If the Southbank ‘pop-up’ sounds like an expensive toy to stretch Miers’ creative muscles, then Selby adds that, like Charlotte Street, it is a sound investment. “I have this crazy idea of putting all the containers on a boat and taking them out to New York, or we could go to Edinburgh or Aberdeen. We’ll get our money back; we haven’t wasted £1m.”

Wahaca-Fitzrovia

Overcoming perceptions

With ambition comes challenges and while its sites are impressive – Canary Wharf has 150 covers – the chain is often perceived as somewhere more suited to large group meals, where dwell time is long, than a quick lunch. With burrito chains muscling in on their act and doing a roaring lunchtime trade, Wahaca has found itself almost playing catch-up in a market it helped create.

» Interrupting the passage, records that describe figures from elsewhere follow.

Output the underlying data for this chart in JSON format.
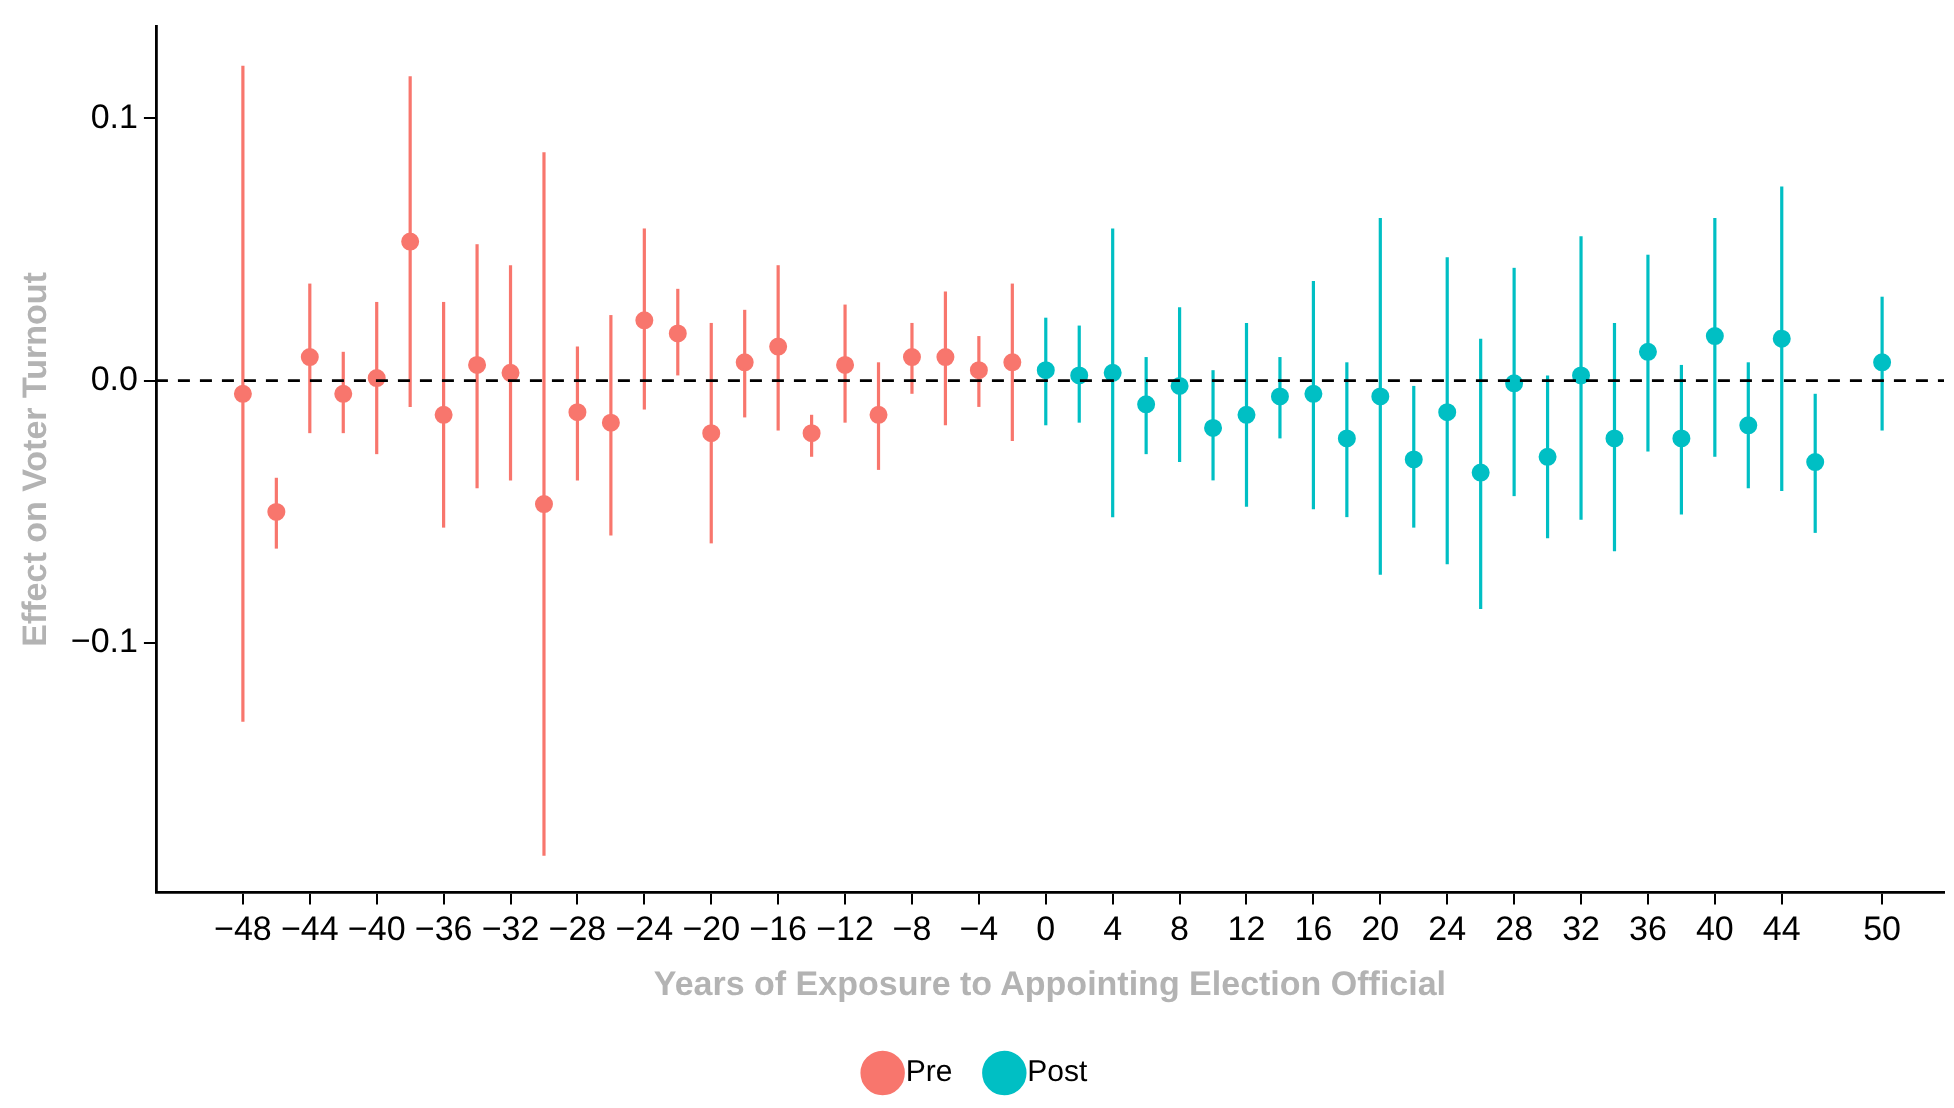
{
  "chart_data": {
    "type": "scatter",
    "xlabel": "Years of Exposure to Appointing Election Official",
    "ylabel": "Effect on Voter Turnout",
    "xlim": [
      -53.2,
      53.7
    ],
    "ylim": [
      -0.195,
      0.135
    ],
    "xticks": [
      -48,
      -44,
      -40,
      -36,
      -32,
      -28,
      -24,
      -20,
      -16,
      -12,
      -8,
      -4,
      0,
      4,
      8,
      12,
      16,
      20,
      24,
      28,
      32,
      36,
      40,
      44,
      50
    ],
    "yticks": [
      {
        "value": -0.1,
        "label": "−0.1"
      },
      {
        "value": 0,
        "label": "0.0"
      },
      {
        "value": 0.1,
        "label": "0.1"
      }
    ],
    "grid": false,
    "legend": "bottom",
    "marker": "circle",
    "ref_lines": [
      {
        "axis": "y",
        "value": 0,
        "color": "#000000",
        "line_style": "dashed"
      }
    ],
    "series": [
      {
        "name": "Pre",
        "color": "#f8766d",
        "x": [
          -48,
          -46,
          -44,
          -42,
          -40,
          -38,
          -36,
          -34,
          -32,
          -30,
          -28,
          -26,
          -24,
          -22,
          -20,
          -18,
          -16,
          -14,
          -12,
          -10,
          -8,
          -6,
          -4,
          -2
        ],
        "values": [
          -0.005,
          -0.05,
          0.009,
          -0.005,
          0.001,
          0.053,
          -0.013,
          0.006,
          0.003,
          -0.047,
          -0.012,
          -0.016,
          0.023,
          0.018,
          -0.02,
          0.007,
          0.013,
          -0.02,
          0.006,
          -0.013,
          0.009,
          0.009,
          0.004,
          0.007
        ],
        "errors": [
          [
            -0.13,
            0.12
          ],
          [
            -0.064,
            -0.037
          ],
          [
            -0.02,
            0.037
          ],
          [
            -0.02,
            0.011
          ],
          [
            -0.028,
            0.03
          ],
          [
            -0.01,
            0.116
          ],
          [
            -0.056,
            0.03
          ],
          [
            -0.041,
            0.052
          ],
          [
            -0.038,
            0.044
          ],
          [
            -0.181,
            0.087
          ],
          [
            -0.038,
            0.013
          ],
          [
            -0.059,
            0.025
          ],
          [
            -0.011,
            0.058
          ],
          [
            0.002,
            0.035
          ],
          [
            -0.062,
            0.022
          ],
          [
            -0.014,
            0.027
          ],
          [
            -0.019,
            0.044
          ],
          [
            -0.029,
            -0.013
          ],
          [
            -0.016,
            0.029
          ],
          [
            -0.034,
            0.007
          ],
          [
            -0.005,
            0.022
          ],
          [
            -0.017,
            0.034
          ],
          [
            -0.01,
            0.017
          ],
          [
            -0.023,
            0.037
          ]
        ]
      },
      {
        "name": "Post",
        "color": "#00bfc4",
        "x": [
          0,
          2,
          4,
          6,
          8,
          10,
          12,
          14,
          16,
          18,
          20,
          22,
          24,
          26,
          28,
          30,
          32,
          34,
          36,
          38,
          40,
          42,
          44,
          46,
          50
        ],
        "values": [
          0.004,
          0.002,
          0.003,
          -0.009,
          -0.002,
          -0.018,
          -0.013,
          -0.006,
          -0.005,
          -0.022,
          -0.006,
          -0.03,
          -0.012,
          -0.035,
          -0.001,
          -0.029,
          0.002,
          -0.022,
          0.011,
          -0.022,
          0.017,
          -0.017,
          0.016,
          -0.031,
          0.007
        ],
        "errors": [
          [
            -0.017,
            0.024
          ],
          [
            -0.016,
            0.021
          ],
          [
            -0.052,
            0.058
          ],
          [
            -0.028,
            0.009
          ],
          [
            -0.031,
            0.028
          ],
          [
            -0.038,
            0.004
          ],
          [
            -0.048,
            0.022
          ],
          [
            -0.022,
            0.009
          ],
          [
            -0.049,
            0.038
          ],
          [
            -0.052,
            0.007
          ],
          [
            -0.074,
            0.062
          ],
          [
            -0.056,
            -0.002
          ],
          [
            -0.07,
            0.047
          ],
          [
            -0.087,
            0.016
          ],
          [
            -0.044,
            0.043
          ],
          [
            -0.06,
            0.002
          ],
          [
            -0.053,
            0.055
          ],
          [
            -0.065,
            0.022
          ],
          [
            -0.027,
            0.048
          ],
          [
            -0.051,
            0.006
          ],
          [
            -0.029,
            0.062
          ],
          [
            -0.041,
            0.007
          ],
          [
            -0.042,
            0.074
          ],
          [
            -0.058,
            -0.005
          ],
          [
            -0.019,
            0.032
          ]
        ]
      }
    ]
  }
}
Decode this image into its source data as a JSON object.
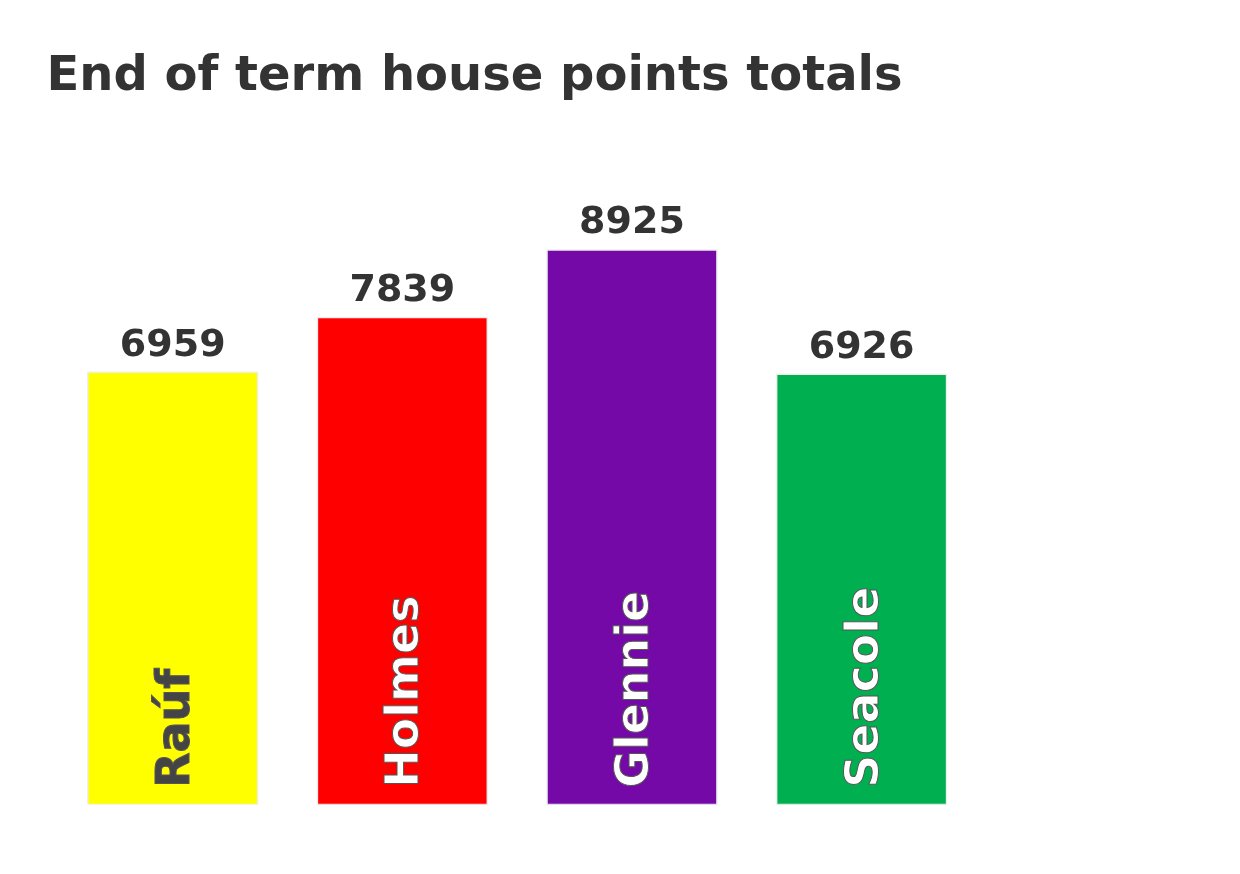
{
  "chart_data": {
    "type": "bar",
    "title": "End of term house points totals",
    "categories": [
      "Raúf",
      "Holmes",
      "Glennie",
      "Seacole"
    ],
    "values": [
      6959,
      7839,
      8925,
      6926
    ],
    "colors": [
      "#ffff00",
      "#ff0000",
      "#7509a8",
      "#00b050"
    ],
    "data_labels": true,
    "grid": false
  }
}
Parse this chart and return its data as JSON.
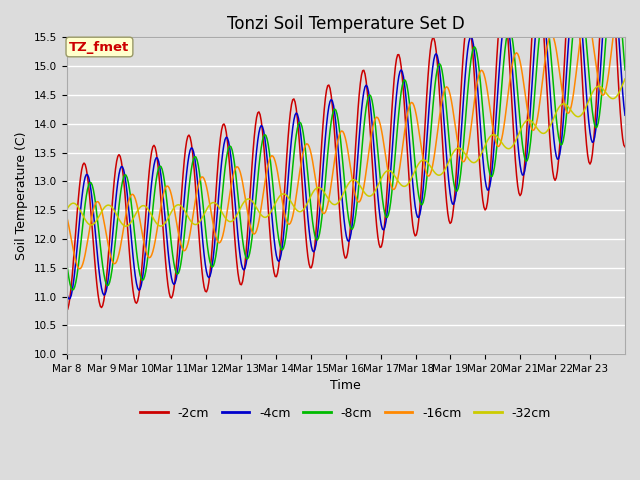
{
  "title": "Tonzi Soil Temperature Set D",
  "xlabel": "Time",
  "ylabel": "Soil Temperature (C)",
  "ylim": [
    10.0,
    15.5
  ],
  "yticks": [
    10.0,
    10.5,
    11.0,
    11.5,
    12.0,
    12.5,
    13.0,
    13.5,
    14.0,
    14.5,
    15.0,
    15.5
  ],
  "bg_color": "#dcdcdc",
  "lines": [
    {
      "label": "-2cm",
      "color": "#cc0000",
      "amp": 1.25,
      "phase": 0.0,
      "lag": 0.0,
      "amp_growth": 0.04
    },
    {
      "label": "-4cm",
      "color": "#0000cc",
      "amp": 1.05,
      "phase": 0.0,
      "lag": 0.08,
      "amp_growth": 0.03
    },
    {
      "label": "-8cm",
      "color": "#00bb00",
      "amp": 0.9,
      "phase": 0.0,
      "lag": 0.18,
      "amp_growth": 0.025
    },
    {
      "label": "-16cm",
      "color": "#ff8800",
      "amp": 0.55,
      "phase": 0.0,
      "lag": 0.38,
      "amp_growth": 0.015
    },
    {
      "label": "-32cm",
      "color": "#cccc00",
      "amp": 0.18,
      "phase": 0.0,
      "lag": 0.7,
      "amp_growth": 0.005
    }
  ],
  "annotation_text": "TZ_fmet",
  "annotation_color": "#cc0000",
  "annotation_bg": "#ffffcc",
  "annotation_border": "#999966",
  "x_tick_labels": [
    "Mar 8",
    "Mar 9",
    "Mar 10",
    "Mar 11",
    "Mar 12",
    "Mar 13",
    "Mar 14",
    "Mar 15",
    "Mar 16",
    "Mar 17",
    "Mar 18",
    "Mar 19",
    "Mar 20",
    "Mar 21",
    "Mar 22",
    "Mar 23"
  ],
  "title_fontsize": 12,
  "axis_label_fontsize": 9,
  "tick_fontsize": 7.5,
  "legend_fontsize": 9,
  "line_width": 1.1,
  "n_points": 480,
  "days": 16
}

“The burrito movement hasn’t hindered us,” asserts Selby, but he admits he covets their quick-serve style. “You only need to order one or two street-food dishes at lunch, but people have got it in their heads that they need lots to share. We sell a burrito for £6.95 with tortilla chips; that’s cheaper than Chilango and Chipotle and they are takeaway-back-to-the-office places, while we are a  full-service experience. We could raise the prices of some of our dishes by one or two quid but I suppose we are trying to be greedy and have designed it so that you can have a long meal or a quick, cheap one.”

A takeaway van parked in Canary Wharf has gone some way to address this, as has the tortaria at Charlotte Street, which offers a takeaway service of tacos and burritos. In addition, Charlotte Street serves breakfast as the group looks at ways to broaden the Mexican eating occasion and sweat its assets further.

Wahaca’s comparatively low prices could also help expansion outside of London where consumers are less willing to part with the best part of a tenner for a burrito – Chilango was forced to close a site in Sheffield’s Meadowhall because it wasn’t making enough money to cover its costs. London remains the group’s immediate focus, with sites in Islington and Waterloo in the pipeline and the City under scrutiny, but within two years it will have moved further afield. “We’re constantly being asked to open in Manchester, Brighton and Bristol,” says Miers. “It will be a big education, but an exciting challenge.”

Any UK-wide expansion isn’t likely to be Byronic in pace; Wahaca has bank debt to fund growth at a rate of just two or three sites a year. Yet that doesn’t mean it won’t become a sizeable business.

“Worse-case scenario: we can be the size of Jamie’s Italian outside of London,” says Selby. “Wagamama has 25 London sites and we can at least get to 20-25 without compromising stuff, but we don’t have to do it tomorrow.”

There will be no Mexican standoff, but maybe the odd siesta between openings then.